Schematic of the enrichment of K-ε-GG peptides with an anti- K-ε-GG antibody. Following tryptic digestion two glycine residues from the C terminus of ubiquitin remain linked to the epsilon amino group of a modified lysine residue. An anti-K-ε-GG antibody is used to efficiently enrich these peptides away from non- K-ε-GG peptides.

Fig. 2.

Outline of the SILAC experimental design and schematic of the workflow. Two SILAC triple-encoded experiments were completed in biological duplicates with label switching as outlined in (A). Our workflow is depicted in (B). SILAC labeled Jurkat cells were lysed, proteins reduced, alkylated, and digested with trypsin and subsequently fractionated off-line by SCX chromatography.

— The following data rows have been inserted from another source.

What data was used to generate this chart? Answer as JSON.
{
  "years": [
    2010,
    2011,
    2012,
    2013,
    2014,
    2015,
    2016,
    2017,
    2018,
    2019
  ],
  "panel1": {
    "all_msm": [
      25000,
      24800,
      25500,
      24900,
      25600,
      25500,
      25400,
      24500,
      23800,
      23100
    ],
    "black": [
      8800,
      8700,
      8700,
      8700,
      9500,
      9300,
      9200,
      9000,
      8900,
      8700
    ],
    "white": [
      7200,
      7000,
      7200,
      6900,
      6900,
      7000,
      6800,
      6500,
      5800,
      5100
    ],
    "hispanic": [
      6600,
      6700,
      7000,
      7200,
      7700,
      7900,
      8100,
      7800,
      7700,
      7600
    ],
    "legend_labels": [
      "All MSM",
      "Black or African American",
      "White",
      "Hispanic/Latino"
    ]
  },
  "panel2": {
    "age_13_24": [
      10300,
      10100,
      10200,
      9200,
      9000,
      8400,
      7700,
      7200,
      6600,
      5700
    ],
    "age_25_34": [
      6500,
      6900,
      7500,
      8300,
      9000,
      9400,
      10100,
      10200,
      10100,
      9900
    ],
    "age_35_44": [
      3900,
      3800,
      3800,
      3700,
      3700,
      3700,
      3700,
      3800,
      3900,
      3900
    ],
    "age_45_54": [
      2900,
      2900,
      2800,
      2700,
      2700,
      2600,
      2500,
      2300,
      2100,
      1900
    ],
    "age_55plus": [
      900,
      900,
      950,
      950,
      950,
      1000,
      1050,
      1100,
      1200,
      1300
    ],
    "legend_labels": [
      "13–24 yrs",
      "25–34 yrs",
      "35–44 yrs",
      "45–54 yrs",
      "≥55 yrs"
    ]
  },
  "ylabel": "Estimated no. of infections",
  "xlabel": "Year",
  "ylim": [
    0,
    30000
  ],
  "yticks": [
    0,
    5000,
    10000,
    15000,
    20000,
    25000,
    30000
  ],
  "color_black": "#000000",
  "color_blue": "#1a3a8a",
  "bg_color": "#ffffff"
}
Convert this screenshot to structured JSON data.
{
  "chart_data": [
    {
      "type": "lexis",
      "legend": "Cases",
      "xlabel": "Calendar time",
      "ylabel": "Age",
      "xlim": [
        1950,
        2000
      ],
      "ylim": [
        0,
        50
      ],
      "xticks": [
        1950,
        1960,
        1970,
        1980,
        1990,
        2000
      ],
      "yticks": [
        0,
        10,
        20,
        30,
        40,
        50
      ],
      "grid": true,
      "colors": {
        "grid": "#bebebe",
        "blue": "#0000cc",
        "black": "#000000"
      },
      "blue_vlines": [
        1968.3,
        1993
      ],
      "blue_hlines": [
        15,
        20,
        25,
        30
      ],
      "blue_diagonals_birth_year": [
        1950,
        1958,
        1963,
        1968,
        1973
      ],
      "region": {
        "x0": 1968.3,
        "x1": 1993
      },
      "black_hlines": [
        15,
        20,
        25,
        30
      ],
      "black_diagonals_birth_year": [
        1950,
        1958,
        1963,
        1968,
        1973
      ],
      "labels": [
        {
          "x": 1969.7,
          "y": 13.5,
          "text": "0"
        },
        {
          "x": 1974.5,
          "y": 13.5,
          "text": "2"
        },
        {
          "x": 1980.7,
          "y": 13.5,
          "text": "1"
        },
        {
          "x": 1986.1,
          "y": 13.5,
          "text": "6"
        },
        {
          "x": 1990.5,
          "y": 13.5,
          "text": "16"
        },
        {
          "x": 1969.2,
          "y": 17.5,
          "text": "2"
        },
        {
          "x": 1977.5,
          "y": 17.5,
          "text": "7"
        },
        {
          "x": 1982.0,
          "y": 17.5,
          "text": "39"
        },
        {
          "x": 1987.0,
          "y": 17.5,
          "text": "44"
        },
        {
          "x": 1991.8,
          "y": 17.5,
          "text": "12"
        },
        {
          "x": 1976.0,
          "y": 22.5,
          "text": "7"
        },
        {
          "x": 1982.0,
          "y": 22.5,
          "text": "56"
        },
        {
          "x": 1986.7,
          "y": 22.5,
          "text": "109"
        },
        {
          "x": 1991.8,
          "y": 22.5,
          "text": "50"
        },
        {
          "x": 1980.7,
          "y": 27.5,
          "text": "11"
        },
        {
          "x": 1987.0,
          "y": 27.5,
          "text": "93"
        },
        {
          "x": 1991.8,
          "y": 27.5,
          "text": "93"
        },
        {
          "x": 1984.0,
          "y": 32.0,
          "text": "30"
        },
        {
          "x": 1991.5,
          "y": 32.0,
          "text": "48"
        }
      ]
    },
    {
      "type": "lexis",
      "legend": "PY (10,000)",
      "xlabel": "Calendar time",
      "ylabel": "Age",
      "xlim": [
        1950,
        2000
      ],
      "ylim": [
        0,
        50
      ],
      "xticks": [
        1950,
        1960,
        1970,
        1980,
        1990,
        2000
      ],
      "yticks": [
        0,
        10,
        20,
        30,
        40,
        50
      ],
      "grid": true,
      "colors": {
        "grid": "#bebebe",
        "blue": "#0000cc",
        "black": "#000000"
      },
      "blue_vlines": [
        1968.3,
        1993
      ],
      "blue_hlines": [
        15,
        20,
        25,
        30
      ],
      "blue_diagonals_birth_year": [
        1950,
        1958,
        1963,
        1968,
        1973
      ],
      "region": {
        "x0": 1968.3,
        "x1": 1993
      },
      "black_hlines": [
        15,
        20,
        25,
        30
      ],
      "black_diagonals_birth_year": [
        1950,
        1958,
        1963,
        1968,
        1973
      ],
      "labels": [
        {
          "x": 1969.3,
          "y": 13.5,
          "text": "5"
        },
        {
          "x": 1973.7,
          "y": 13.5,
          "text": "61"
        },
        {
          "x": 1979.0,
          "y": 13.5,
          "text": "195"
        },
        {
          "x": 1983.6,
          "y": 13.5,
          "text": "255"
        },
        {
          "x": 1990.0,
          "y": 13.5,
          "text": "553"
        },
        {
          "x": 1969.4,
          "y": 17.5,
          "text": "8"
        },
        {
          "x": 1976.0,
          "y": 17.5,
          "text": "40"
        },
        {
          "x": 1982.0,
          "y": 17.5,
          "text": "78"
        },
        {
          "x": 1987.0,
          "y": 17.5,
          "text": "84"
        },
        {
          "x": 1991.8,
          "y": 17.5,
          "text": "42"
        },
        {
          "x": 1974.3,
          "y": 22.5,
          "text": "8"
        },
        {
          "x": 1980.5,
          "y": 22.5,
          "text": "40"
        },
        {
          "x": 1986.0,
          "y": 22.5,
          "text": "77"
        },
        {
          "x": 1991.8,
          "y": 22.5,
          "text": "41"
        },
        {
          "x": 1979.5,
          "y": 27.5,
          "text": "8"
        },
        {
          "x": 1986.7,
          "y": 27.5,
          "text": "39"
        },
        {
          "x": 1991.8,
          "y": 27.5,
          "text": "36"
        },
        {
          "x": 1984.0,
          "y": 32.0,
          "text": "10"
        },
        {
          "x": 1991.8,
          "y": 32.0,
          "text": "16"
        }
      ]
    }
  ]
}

A small percentage of each SCX fraction was combined to create 24 total pools for the proteome level analysis. The remaining SCX samples were combined to create four total pools for K-ε-GG enrichment. Peptide mixtures were enriched for K-ε-GG peptides and analyzed by LC-MS/MS.

Fig. 3.

The effects of MG-132 and PR-619 on K-ε-GG peptides. Scatter plots and histograms of the SILAC ratios of biological replicate 1 versus 2 for (A) K-ε-GG peptides after 5 μm MG-132 treatment. Ratios deemed to be reproducibly regulated by the moderated t-statistic (Benjamini-Hochberg p value <0.1) are indicated in red. Enriched GOBP terms were derived using the DAVID bioinformatics resource. A selection of significantly enriched terms (Benjamini-Hochberg p value <0.05) were plotted for K-ε-GG modified proteins that were (B) up-regulated and (C) down-regulated by MG-132. Scatter plots and histograms of SILAC ratios of biological replicate 1 versus 2 for (D) K-ε-GG peptides after 17 μm PR-619 treatment. A selection of significantly enriched GOBP terms (p < 0.05) were plotted for K-ε-GG peptides ratios that were (E) up-regulated or (F) down-regulated by 17 μm PR-619 treatment.

Fig. 4.

Comparison of effects induced by MG-132 and PR-619 on the same K-ε-GG peptide. Scatter plot and histograms of SILAC ratios for (A) K-ε-GG peptides after 5 μm MG-132 versus 17 μm PR-619 treatment. To generate this plot, the average log₂ SILAC ratio between two biological replicates was calculated for each treatment condition. Regulation status was determined using the moderated t-statistic (Benjamini-Hochberg p value <0.1). Points colored in black were not deemed reproducibly regulated in either of the treatment conditions. Enriched GOBP, GOCC and Pfam terms were derived using the DAVID bioinformatics resource. The two most significantly enriched terms (Benjamini-Hochberg p value <0.05) are tabulated (B) for K-ε-GG modified proteins within each of the colored subsets. Asterisks indicate that no significantly enriched ontology term was identified.

Fig. 5.

Effects of treatment on polyubiquitin linkages. SILAC log2 ratios are plotted for GlyGly modified lysine residues of ubiquitin. Ratios for all nondistinct K-ε-GG modified lysine residues of ubiquitin were used for this analysis.

Fig. 6.

Results of Proteome Analysis. Overlap of proteins and K-ε-GG modified peptides identified in SILAC (A) Experiment I and (B) Experiment II. Scatter plots and histograms are shown for SILAC ratios of biological replicate 1 versus 2 for Proteome-level protein ratios after (C) 5 μm MG-132 treatment and (D) 17 μm PR-619 treatment.